BAGIKAN
pixabay

Dalam studi ilmiah besar pertama, model embrio manusia sintetis ditanam di laboratorium tanpa bahan alami seperti telur dan sperma.

Studi tersebut, yang pertama kali menjadi perhatian The Guardian, telah memicu kegembiraan tentang potensi terobosan baru dalam kesehatan, genetika, dan pengobatan penyakit. Tetapi sains juga menimbulkan pertanyaan etis yang serius.

Pada embrio tradisional, struktur embrio dibuat dari sel punca yang ditanam di laboratorium. Sel punca dapat diprogram untuk berkembang menjadi jenis sel apa pun begitulah cara tubuh menggunakannya untuk pertumbuhan dan perbaikan. Di sini, sel-sel punca dengan hati-hati diubah menjadi sel progenitor, yang kemudian menjadi kantung dahak, plasenta, dan kemudian menjadi embrio itu sendiri.

Makalah mani belum diterbitkan, jadi kami masih menunggu detail tentang bagaimana hal ini dicapai.

Pekerjaan itu dipimpin oleh ahli biologi Magdalena Żernicka-Goetz dari University of Cambridge, Inggris, bersama rekan-rekannya dari Inggris Raya dan Amerika Serikat. Tahun lalu, sebuah kelompok yang dipimpin oleh Zernicka-Goetz berhasil menumbuhkan embrio tikus sintetis dengan otak dan hati primitif.
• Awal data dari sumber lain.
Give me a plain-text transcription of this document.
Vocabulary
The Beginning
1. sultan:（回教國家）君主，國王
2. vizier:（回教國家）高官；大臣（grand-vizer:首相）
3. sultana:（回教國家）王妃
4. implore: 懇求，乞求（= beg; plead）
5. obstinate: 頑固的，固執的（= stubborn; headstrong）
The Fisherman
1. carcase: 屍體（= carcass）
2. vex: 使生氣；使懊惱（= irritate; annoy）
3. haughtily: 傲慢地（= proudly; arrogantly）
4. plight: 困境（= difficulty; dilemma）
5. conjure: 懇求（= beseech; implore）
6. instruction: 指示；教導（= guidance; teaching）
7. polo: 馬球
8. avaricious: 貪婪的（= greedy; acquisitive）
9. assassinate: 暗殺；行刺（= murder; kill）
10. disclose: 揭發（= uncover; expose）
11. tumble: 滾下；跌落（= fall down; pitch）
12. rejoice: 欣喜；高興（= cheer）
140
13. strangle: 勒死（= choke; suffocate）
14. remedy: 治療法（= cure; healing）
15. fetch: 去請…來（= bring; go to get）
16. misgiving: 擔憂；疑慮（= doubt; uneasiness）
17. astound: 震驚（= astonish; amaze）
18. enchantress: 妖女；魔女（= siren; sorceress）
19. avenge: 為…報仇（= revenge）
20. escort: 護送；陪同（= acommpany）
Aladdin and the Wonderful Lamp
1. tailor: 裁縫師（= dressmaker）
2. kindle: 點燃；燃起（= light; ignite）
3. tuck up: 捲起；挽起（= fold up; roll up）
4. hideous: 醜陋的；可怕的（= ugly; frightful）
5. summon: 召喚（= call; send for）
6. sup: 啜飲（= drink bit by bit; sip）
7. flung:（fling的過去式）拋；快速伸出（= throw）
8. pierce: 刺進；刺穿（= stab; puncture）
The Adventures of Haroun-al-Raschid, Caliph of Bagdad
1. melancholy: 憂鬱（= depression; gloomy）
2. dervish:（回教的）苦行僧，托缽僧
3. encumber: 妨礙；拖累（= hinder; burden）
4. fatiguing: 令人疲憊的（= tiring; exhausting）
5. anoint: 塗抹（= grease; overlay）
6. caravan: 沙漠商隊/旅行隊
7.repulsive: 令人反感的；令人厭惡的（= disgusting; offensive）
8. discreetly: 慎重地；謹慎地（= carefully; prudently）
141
Kita harus menunjukkan bahwa kita masih sangat jauh dari menciptakan bayi tiruan. Ini adalah struktur embrionik tanpa jantung dan otak:
Mereka lebih seperti embrio model yang dapat meniru sebagian, tetapi tidak semua, karakteristik embrio normal.

“Penting untuk ditekankan bahwa ini bukan embrio sintetis tetapi model embrio,” tulis Zernicka-Goetz di Twitter. “Penelitian kami bukan tentang menciptakan kehidupan, tetapi tentang menyelamatkannya.”

Salah satu cara penelitian ini dapat menyelamatkan nyawa adalah dengan meneliti mengapa begitu banyak kehamilan gagal pada tahap reproduksi embrio buatan ini. Jika saat-saat paling awal ini dapat dipelajari di laboratorium, maka kita harus memahaminya dengan lebih baik.

Kita juga dapat menggunakan teknologi ini untuk mempelajari lebih lanjut tentang bagaimana kelainan genetik umum muncul di awal kehidupan. Jika kita tahu lebih banyak tentang bagaimana itu terjadi, kita akan memiliki kesempatan yang lebih baik untuk melakukan sesuatu.

Pada saat yang sama, ada kekhawatiran tentang ke mana arah penciptaan embrio sintetis semacam itu. Para ilmuwan mengatakan bahwa mengendalikan penelitian ini membutuhkan peraturan yang ketat peraturan yang sebenarnya tidak ada saat ini.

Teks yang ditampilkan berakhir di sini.